# Berry pudding-rec.



## kadesma (May 3, 2006)

We had this as dessert for lunch and dinner tonight, Cade and Ethan had so much fun helping me and then eating the reward 
1-3/4-c. sugar
1/2-c soft butter
2-c. flour
2-tea. baking powder
1/2-tea. salt
1-1/4-c. milk
3-cups fresh berries, I used blackberries, but I'm betting strawberries or raspberries would be great.
2-c. boiling water
preheat oven to 350f.
beat 3/4 c.of the sugar and the butter til blended. Stir together the flour, baking powder and salt. Add to the sugar mix along with the milk. Beat til smooth and blended. spread batter evenly in bottom of 2-1/2-3 qt. baking dish
In another bowl, stir together the remaining 1 c. of sugar with your berries and boiling water.
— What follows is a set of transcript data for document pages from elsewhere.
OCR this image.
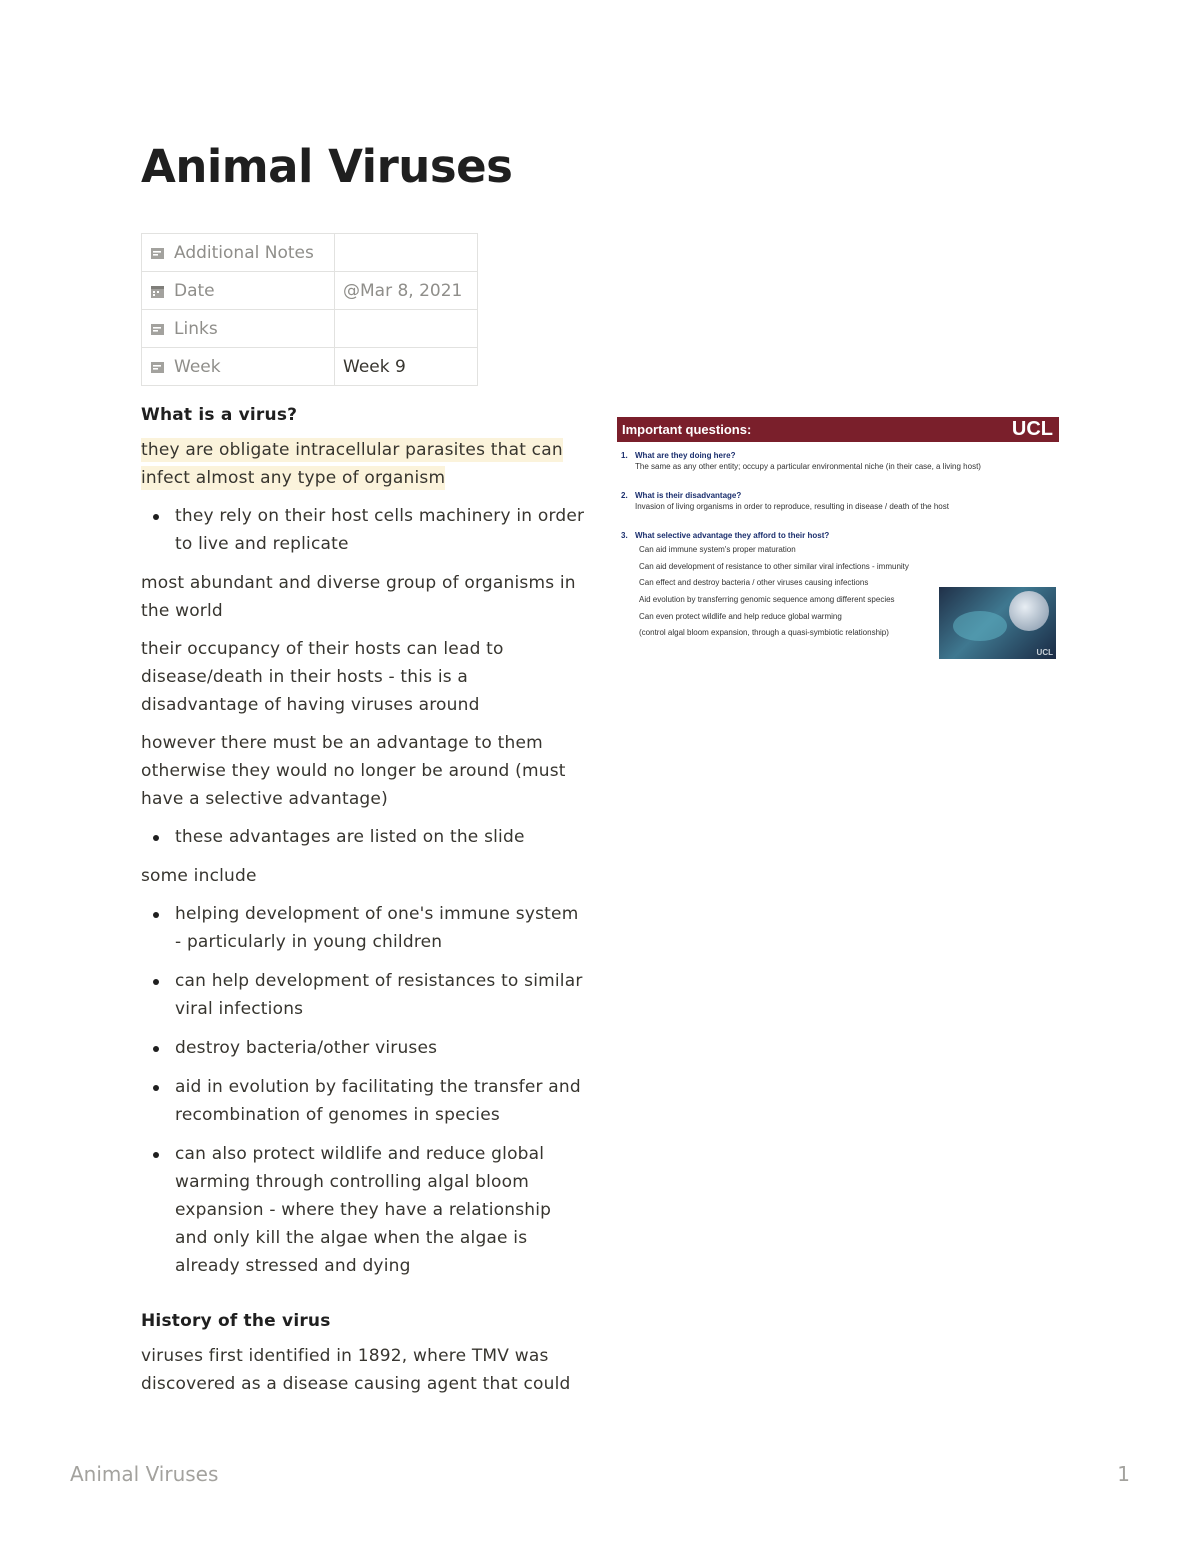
Animal Viruses
Additional Notes	
Date	@Mar 8, 2021
Links	
Week	Week 9
What is a virus?

they are obligate intracellular parasites that can infect almost any type of organism

they rely on their host cells machinery in order to live and replicate

most abundant and diverse group of organisms in the world

their occupancy of their hosts can lead to disease/death in their hosts - this is a disadvantage of having viruses around

however there must be an advantage to them otherwise they would no longer be around (must have a selective advantage)

these advantages are listed on the slide

some include

helping development of one's immune system - particularly in young children
can help development of resistances to similar viral infections
destroy bacteria/other viruses
aid in evolution by facilitating the transfer and recombination of genomes in species
can also protect wildlife and reduce global warming through controlling algal bloom expansion - where they have a relationship and only kill the algae when the algae is already stressed and dying
History of the virus

viruses first identified in 1892, where TMV was discovered as a disease causing agent that could

Important questions:	UCL
1. What are they doing here?
The same as any other entity; occupy a particular environmental niche (in their case, a living host)
2. What is their disadvantage?
Invasion of living organisms in order to reproduce, resulting in disease / death of the host
3. What selective advantage they afford to their host?
Can aid immune system's proper maturation
Can aid development of resistance to other similar viral infections - immunity
Can effect and destroy bacteria / other viruses causing infections
Aid evolution by transferring genomic sequence among different species
Can even protect wildlife and help reduce global warming
(control algal bloom expansion, through a quasi-symbiotic relationship)
UCL
Animal Viruses	1
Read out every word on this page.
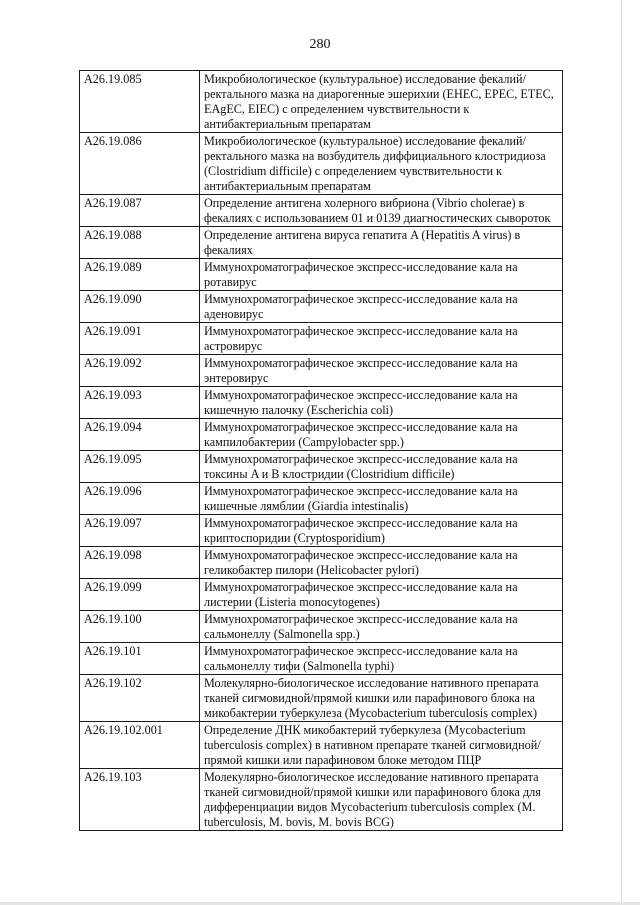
280
A26.19.085	Микробиологическое (культуральное) исследование фекалий/ректального мазка на диарогенные эшерихии (EHEC, EPEC, ETEC, EAgEC, EIEC) с определением чувствительности к антибактериальным препаратам
A26.19.086	Микробиологическое (культуральное) исследование фекалий/ректального мазка на возбудитель диффициального клостридиоза (Clostridium difficile) с определением чувствительности к антибактериальным препаратам
A26.19.087	Определение антигена холерного вибриона (Vibrio cholerae) в фекалиях с использованием 01 и 0139 диагностических сывороток
A26.19.088	Определение антигена вируса гепатита A (Hepatitis A virus) в фекалиях
A26.19.089	Иммунохроматографическое экспресс-исследование кала на ротавирус
A26.19.090	Иммунохроматографическое экспресс-исследование кала на аденовирус
A26.19.091	Иммунохроматографическое экспресс-исследование кала на астровирус
A26.19.092	Иммунохроматографическое экспресс-исследование кала на энтеровирус
A26.19.093	Иммунохроматографическое экспресс-исследование кала на кишечную палочку (Escherichia coli)
A26.19.094	Иммунохроматографическое экспресс-исследование кала на кампилобактерии (Campylobacter spp.)
A26.19.095	Иммунохроматографическое экспресс-исследование кала на токсины A и B клостридии (Clostridium difficile)
A26.19.096	Иммунохроматографическое экспресс-исследование кала на кишечные лямблии (Giardia intestinalis)
A26.19.097	Иммунохроматографическое экспресс-исследование кала на криптоспоридии (Cryptosporidium)
A26.19.098	Иммунохроматографическое экспресс-исследование кала на геликобактер пилори (Helicobacter pylori)
A26.19.099	Иммунохроматографическое экспресс-исследование кала на листерии (Listeria monocytogenes)
A26.19.100	Иммунохроматографическое экспресс-исследование кала на сальмонеллу (Salmonella spp.)
A26.19.101	Иммунохроматографическое экспресс-исследование кала на сальмонеллу тифи (Salmonella typhi)
A26.19.102	Молекулярно-биологическое исследование нативного препарата тканей сигмовидной/прямой кишки или парафинового блока на микобактерии туберкулеза (Mycobacterium tuberculosis complex)
A26.19.102.001	Определение ДНК микобактерий туберкулеза (Mycobacterium tuberculosis complex) в нативном препарате тканей сигмовидной/прямой кишки или парафиновом блоке методом ПЦР
A26.19.103	Молекулярно-биологическое исследование нативного препарата тканей сигмовидной/прямой кишки или парафинового блока для дифференциации видов Mycobacterium tuberculosis complex (M. tuberculosis, M. bovis, M. bovis BCG)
Pour berry mix over batter and bake for about 45 min til puffed and bubbling, and cake top springs back when touched. Cool just a little before serving, It should come from the oven with berries and cake on top and a sweet thick berry sauce beneath..Now top with vanilla Ice cream and dig in  Serves 8

enjoy,
kadesma


----------



## grumblebee (May 3, 2006)

Ooohh this sounds yummy. I adore berries. (especially saskatoon and blueberries) 

Thanks, kadesma!


----------



## kadesma (May 3, 2006)

grumblebee said:
			
		

> Ooohh this sounds yummy. I adore berries. (especially saskatoon and blueberries)
> 
> Thanks, kadesma!


You're welcome Grumblebee  It turned out pretty good. I think it was those two little boys helping me  You should have seen them, berry juice on faces and hands, batter dripping down arms, but it was so much fun doing this together. The kitchen is still a disaster, but, who cares, I had a wonderful time and so did they 

kadesma


----------



## licia (May 4, 2006)

That sounds delicious - and a lot like something my grandmother used to make, but I can't remember what she called it. Thanks for posting.


----------



## kadesma (May 4, 2006)

licia said:
			
		

> That sounds delicious - and a lot like something my grandmother used to make, but I can't remember what she called it. Thanks for posting.


Your welcome licia,
my gramma use to make something like this as well, but always used peaches.  Then she would top it with some whipped cream or homemade peach ice cream.

kadesma


----------